近来颇觉自己沉静了。非但沉静,竟至于有些漠然。
人生在世,原是热热闹闹地争逐
,我却独坐在昏黄的灯下,看那飞蛾扑打窗纸,竟也无动于衷。
友人问我何故如此,我竟答不上来。
细想来,不过是觉得许多事都索然无味了。年少时奋力追逐的,如今看来不过是一场空忙;
昔日耿耿于怀的,现今思量反倒可笑。人活着,横竖是喘气吃饭,所谓功名利禄,无非是给自己套上的枷锁。
然而看淡了又如何?日子照旧要过。
太阳东升西落,街上依旧车马喧嚣。只是心中那团火,不知何时已然熄灭,余下的灰烬,风一吹便散了。
人说这是年纪使然,我倒疑心是世相看多了的缘故。
眼见着许多人拼命向前奔,到头来不过是一场空。既然如此,又何必苦苦挣扎?
只是偶尔午夜梦回,恍惚间又见少年时的自己,那双眼睛里还燃着火。惊醒后,竟不知是该笑他还是该笑我。
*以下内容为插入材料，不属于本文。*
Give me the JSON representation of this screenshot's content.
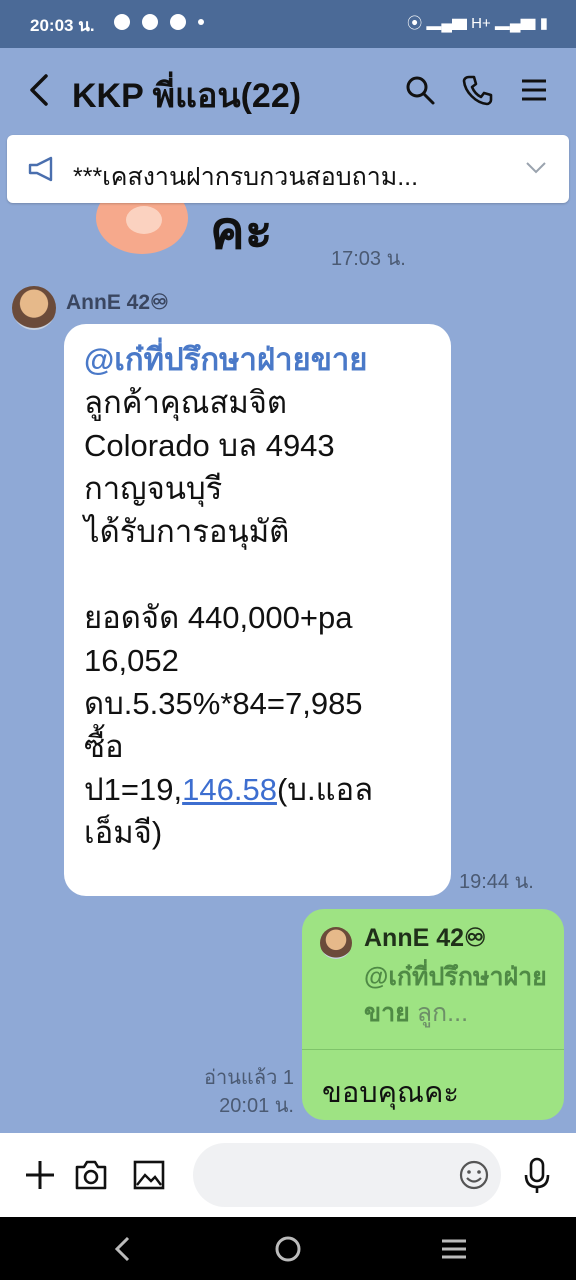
{
  "status_bar": {
    "time": "20:03 น.",
    "network": "H+"
  },
  "header": {
    "title": "KKP พี่แอน(22)"
  },
  "announcement": {
    "text": "***เคสงานฝากรบกวนสอบถาม..."
  },
  "messages": {
    "sticker_time": "17:03 น.",
    "incoming": {
      "sender": "AnnE 42♾",
      "mention": "@เก๋ที่ปรึกษาฝ่ายขาย",
      "line1_rest": " ลูกค้าคุณสมจิต",
      "line2": "Colorado บล 4943",
      "line3": "กาญจนบุรี",
      "line4": "ได้รับการอนุมัติ",
      "line5": "ยอดจัด 440,000+pa",
      "line6": "16,052",
      "line7": "ดบ.5.35%*84=7,985",
      "line8": "ซื้อ",
      "line9_prefix": "ป1=19,",
      "line9_link": "146.58",
      "line9_suffix": "(บ.แอล",
      "line10": "เอ็มจี)",
      "time": "19:44 น."
    },
    "outgoing": {
      "quote_sender": "AnnE 42♾",
      "quote_mention": "@เก๋ที่ปรึกษาฝ่ายขาย",
      "quote_rest": " ลูก...",
      "text": "ขอบคุณคะ",
      "read_status": "อ่านแล้ว 1",
      "time": "20:01 น."
    }
  },
  "colors": {
    "header_bg": "#8fa9d6",
    "status_bg": "#4b6a97",
    "outgoing_bubble": "#9ee383",
    "incoming_bubble": "#ffffff",
    "link": "#3d6ed0"
  }
}
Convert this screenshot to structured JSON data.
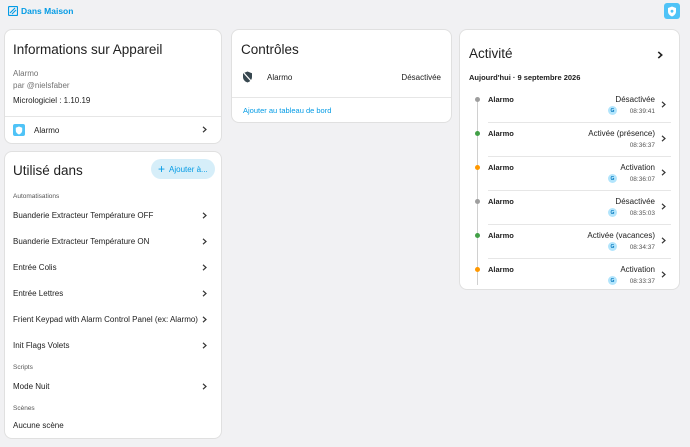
{
  "breadcrumb": {
    "label": "Dans Maison"
  },
  "colors": {
    "accent": "#039be5",
    "badge": "#4fc3f7",
    "dot_grey": "#9e9e9e",
    "dot_green": "#43a047",
    "dot_orange": "#ff9800"
  },
  "device_info": {
    "title": "Informations sur Appareil",
    "model": "Alarmo",
    "author": "par @nielsfaber",
    "firmware": "Micrologiciel : 1.10.19",
    "entity_label": "Alarmo"
  },
  "used_in": {
    "title": "Utilisé dans",
    "add_button": "Ajouter à...",
    "automations_label": "Automatisations",
    "automations": [
      "Buanderie Extracteur Température OFF",
      "Buanderie Extracteur Température ON",
      "Entrée Colis",
      "Entrée Lettres",
      "Frient Keypad with Alarm Control Panel (ex: Alarmo)",
      "Init Flags Volets"
    ],
    "scripts_label": "Scripts",
    "scripts": [
      "Mode Nuit"
    ],
    "scenes_label": "Scènes",
    "scenes_empty": "Aucune scène"
  },
  "controls": {
    "title": "Contrôles",
    "entity_name": "Alarmo",
    "entity_state": "Désactivée",
    "add_dashboard": "Ajouter au tableau de bord"
  },
  "activity": {
    "title": "Activité",
    "date": "Aujourd'hui · 9 septembre 2026",
    "entries": [
      {
        "entity": "Alarmo",
        "state": "Désactivée",
        "time": "08:39:41",
        "dot": "grey",
        "user": "G"
      },
      {
        "entity": "Alarmo",
        "state": "Activée (présence)",
        "time": "08:36:37",
        "dot": "green",
        "user": ""
      },
      {
        "entity": "Alarmo",
        "state": "Activation",
        "time": "08:36:07",
        "dot": "orange",
        "user": "G"
      },
      {
        "entity": "Alarmo",
        "state": "Désactivée",
        "time": "08:35:03",
        "dot": "grey",
        "user": "G"
      },
      {
        "entity": "Alarmo",
        "state": "Activée (vacances)",
        "time": "08:34:37",
        "dot": "green",
        "user": "G"
      },
      {
        "entity": "Alarmo",
        "state": "Activation",
        "time": "08:33:37",
        "dot": "orange",
        "user": "G"
      }
    ]
  }
}
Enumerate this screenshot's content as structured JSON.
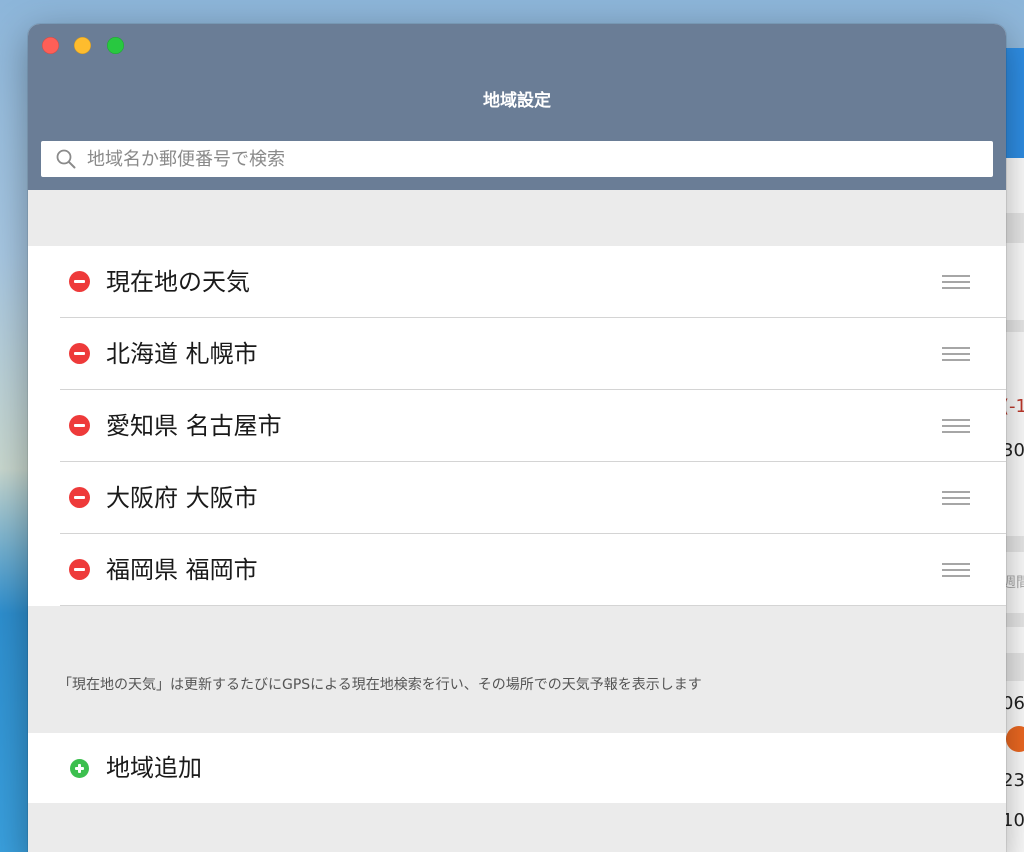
{
  "window": {
    "title": "地域設定",
    "controls": {
      "close": "close",
      "minimize": "minimize",
      "zoom": "zoom"
    }
  },
  "search": {
    "placeholder": "地域名か郵便番号で検索",
    "value": "",
    "icon": "search-icon"
  },
  "locations": {
    "items": [
      {
        "label": "現在地の天気",
        "remove_icon": "minus-circle-icon",
        "handle_icon": "drag-handle-icon"
      },
      {
        "label": "北海道 札幌市",
        "remove_icon": "minus-circle-icon",
        "handle_icon": "drag-handle-icon"
      },
      {
        "label": "愛知県 名古屋市",
        "remove_icon": "minus-circle-icon",
        "handle_icon": "drag-handle-icon"
      },
      {
        "label": "大阪府 大阪市",
        "remove_icon": "minus-circle-icon",
        "handle_icon": "drag-handle-icon"
      },
      {
        "label": "福岡県 福岡市",
        "remove_icon": "minus-circle-icon",
        "handle_icon": "drag-handle-icon"
      }
    ]
  },
  "note": "「現在地の天気」は更新するたびにGPSによる現在地検索を行い、その場所での天気予報を表示します",
  "add_location": {
    "label": "地域追加",
    "icon": "plus-circle-icon"
  },
  "background_app": {
    "fragments": [
      "(-1",
      "30",
      "週間",
      "06",
      "23",
      "10"
    ]
  },
  "colors": {
    "titlebar": "#6a7d96",
    "remove": "#ee3a3a",
    "add": "#3cbf4e",
    "list_background": "#ffffff",
    "group_background": "#ebebeb"
  }
}
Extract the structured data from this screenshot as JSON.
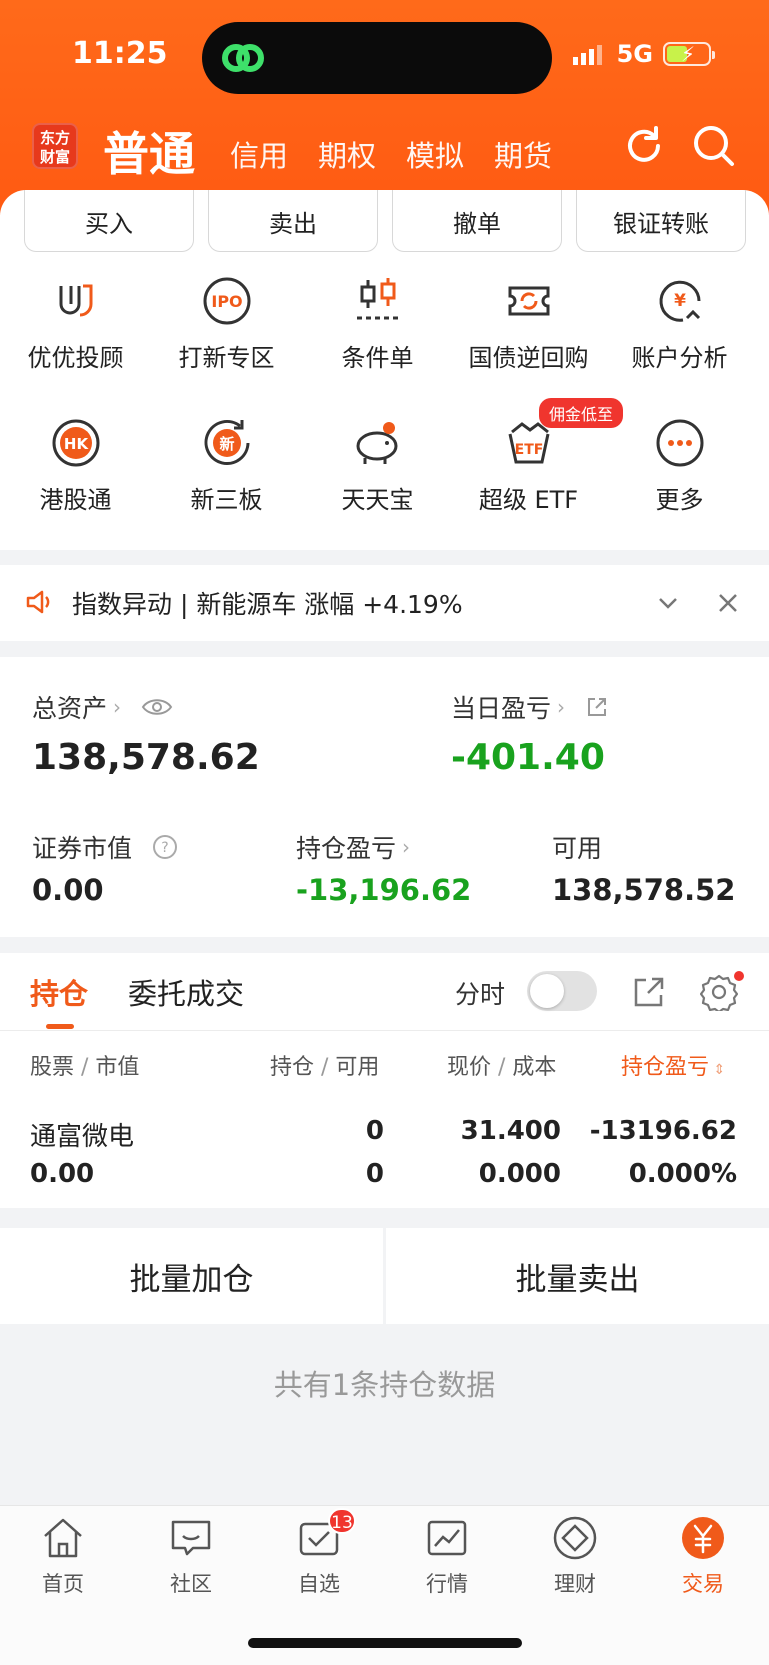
{
  "status": {
    "time": "11:25",
    "network": "5G"
  },
  "header": {
    "logo": "东方财富",
    "active": "普通",
    "tabs": [
      "信用",
      "期权",
      "模拟",
      "期货"
    ]
  },
  "quick_actions": [
    "买入",
    "卖出",
    "撤单",
    "银证转账"
  ],
  "grid": {
    "row1": [
      "优优投顾",
      "打新专区",
      "条件单",
      "国债逆回购",
      "账户分析"
    ],
    "row2": [
      "港股通",
      "新三板",
      "天天宝",
      "超级 ETF",
      "更多"
    ],
    "etf_pill": "佣金低至",
    "ipo_icon_text": "IPO",
    "hk_icon_text": "HK",
    "xin_icon_text": "新",
    "etf_icon_text": "ETF",
    "yen_icon_text": "¥"
  },
  "notice": {
    "text": "指数异动 | 新能源车 涨幅 +4.19%"
  },
  "assets": {
    "total_label": "总资产",
    "total_value": "138,578.62",
    "daily_pl_label": "当日盈亏",
    "daily_pl_value": "-401.40",
    "market_value_label": "证券市值",
    "market_value": "0.00",
    "position_pl_label": "持仓盈亏",
    "position_pl_value": "-13,196.62",
    "available_label": "可用",
    "available_value": "138,578.52"
  },
  "positions": {
    "tab_active": "持仓",
    "tab_other": "委托成交",
    "toggle_label": "分时",
    "toggle_on": false,
    "headers": {
      "stock": "股票",
      "market": "市值",
      "hold": "持仓",
      "avail": "可用",
      "price": "现价",
      "cost": "成本",
      "pl": "持仓盈亏"
    },
    "rows": [
      {
        "name": "通富微电",
        "market_value": "0.00",
        "hold": "0",
        "avail": "0",
        "price": "31.400",
        "cost": "0.000",
        "pl": "-13196.62",
        "pl_pct": "0.000%"
      }
    ]
  },
  "batch": {
    "add": "批量加仓",
    "sell": "批量卖出"
  },
  "count_text": "共有1条持仓数据",
  "tabbar": {
    "items": [
      "首页",
      "社区",
      "自选",
      "行情",
      "理财",
      "交易"
    ],
    "badge": "13",
    "active_index": 5
  },
  "colors": {
    "brand": "#ff5e14",
    "accent": "#f05a1a",
    "loss_green": "#19a21e",
    "badge_red": "#f0352e"
  }
}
唉,大约人就是这样渐渐老去的罢。先是热血,继而温吞,最终冷了下去。横竖明日还是要起来的,不如睡去。
——却也不尽然,睡梦中又何尝真能逃离这人间呢?
无非是在醒与睡之间,模模糊糊地走着,既不想拼命向前,也不愿彻底停留。如此而已,如此而已。